The roundabout way in which she has arrived at her current point is quite unexpected, Lynn herself even admits that her pathway through her various careers is “not your typical pathway”. However, she feels that the atypical pathway was natural for her. When asked about how she initially transitioned away from clinical care to administrative tasks, she responded that more responsibilities were given to her because she was an “operation-oriented person”. “People just noticed… and I liked it,” she said, adding that she could have “a larger impact that way” on patients, for she would be indirectly influencing the care of those on her team. Her research team even won a national award for their participation in a study because they had incredible retention and recruitment rates, which was “simply because we wrote them [the patients] birthday cards”.
But of course, that’s not why you’re reading this letter right now. The question that we’re struggling right now is: “How do you even know where to start?” When I asked her this, she replied “I don’t think you can ever be sure,” but continued to say that it’s not particularly important where you start, as long as you think it’s in the right direction— “You’ll either get it right or you won’t, and you’ll go from there.” Regardless of the result of your decision, it will show you something about yourself that you may not have known before. And with this new knowledge, you can just adjust your trajectory. Lynn demonstrates this approach perfectly through her work experience.
When talking about how she reached her decision to pursue medicine, she said that she “liked science and people, so it was a pretty logical choice.” She wasn’t particularly sure what she was going to do with an MD degree, but it seemed to be in the direction of her interests.

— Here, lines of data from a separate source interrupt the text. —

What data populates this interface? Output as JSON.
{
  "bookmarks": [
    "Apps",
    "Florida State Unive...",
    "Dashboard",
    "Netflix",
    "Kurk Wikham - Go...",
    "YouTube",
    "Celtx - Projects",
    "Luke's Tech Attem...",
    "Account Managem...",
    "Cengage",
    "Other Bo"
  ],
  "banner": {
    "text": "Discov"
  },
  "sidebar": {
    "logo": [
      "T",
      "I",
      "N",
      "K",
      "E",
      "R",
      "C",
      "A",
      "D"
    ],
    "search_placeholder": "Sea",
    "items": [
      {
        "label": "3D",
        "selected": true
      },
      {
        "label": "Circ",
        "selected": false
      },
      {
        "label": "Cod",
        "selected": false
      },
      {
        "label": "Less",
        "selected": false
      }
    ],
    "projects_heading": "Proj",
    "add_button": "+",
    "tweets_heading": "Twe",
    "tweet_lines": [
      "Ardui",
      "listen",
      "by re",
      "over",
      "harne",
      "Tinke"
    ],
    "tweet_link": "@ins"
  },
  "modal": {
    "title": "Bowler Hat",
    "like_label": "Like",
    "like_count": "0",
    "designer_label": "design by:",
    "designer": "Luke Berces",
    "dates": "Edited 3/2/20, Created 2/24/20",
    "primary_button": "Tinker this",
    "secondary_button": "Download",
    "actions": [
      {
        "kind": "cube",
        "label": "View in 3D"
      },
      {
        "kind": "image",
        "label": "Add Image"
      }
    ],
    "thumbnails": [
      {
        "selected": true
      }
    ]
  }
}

Her experiences in rotations influenced her to do a residency in internal medicine, and she realized her knack for managing groups could be useful after more than a decade of working. Her decision to start a consulting firm arose from her experience as an administrator, as she realized that there weren’t many resources available to doctors who wanted to make the switch from bedside to management.
What I learned from my conversation with Lynn was perfectly summarized in her parting words to me:
“I wish I could give you magic certainty about career choices. There isn’t any that I know of. Be a lifelong learner and always look for things that interest you and make some sort of positive difference in the world.”